Depuis quelques années, les coopérations bilatérales et multilatérales francophones dans le domaine culturel ont contribué et contribuent à réveiller ce gisement culturel francophone du Vietnam au travers de différents programmes de soutien aux activités culturelles et artistiques, aux éditions bilingues, à la mobilité des spécialistes et des artistes, voire à l’éducation et à la recherche. Un nouveau dialogue des cultures est en cours. La nouvelle génération de Vietnamiens francophones issue des classes bilingues et des filières universitaires francophones en sont et en seront des acteurs. Il est à souligner que les non- francophones ou les débutants en langue française peuvent se procurer des ouvrages en vietnamien traduits du français couvrant presque tous les domaines de la connaissance aussi bien en littérature qu’en sciences et technologie, sciences sociales, économie, droit…. La plupart de ces traductions sont publiées par les Éditions en langues étrangères « Le Monde ». Ces dernières publient aussi des collections en français sur la connaissance du Vietnam, des ouvrages et écrits vietnamiens traduits en français. Depuis peu, avec notamment le soutien de l’Ambassade de France à Hanoi et de l’Agence intergouvernementale de la Francophonie, on remarque une présence notable de livres bilingues vietnamien-français.

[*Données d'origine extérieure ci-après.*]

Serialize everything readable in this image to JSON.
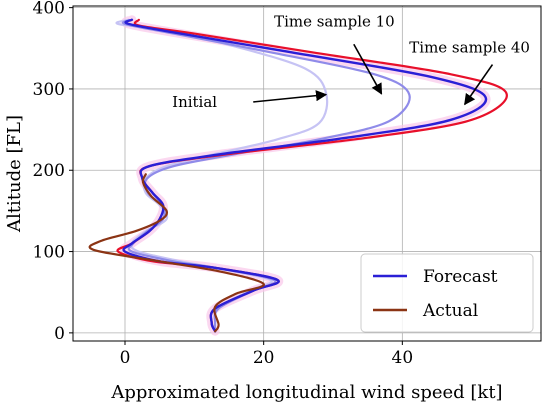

Cependant, les livres traduits en vietnamien des auteurs francophones restent proportionnellement faibles par rapport à ceux des auteurs anglophones.

La sensibilité culturelle francophone du Vietnam donne donc toute sa place à la présence du Vietnam au sein de la famille francophone. Mais attention, si la Francophonie ne décide pas d’y investir davantage, il est probable que la composante culturelle francophone de l’identité vietnamienne ne pourra réellement se remettre en mouvement et cela au profit d’autres composantes, l’américaine en particulier et au-delà, la chinoise.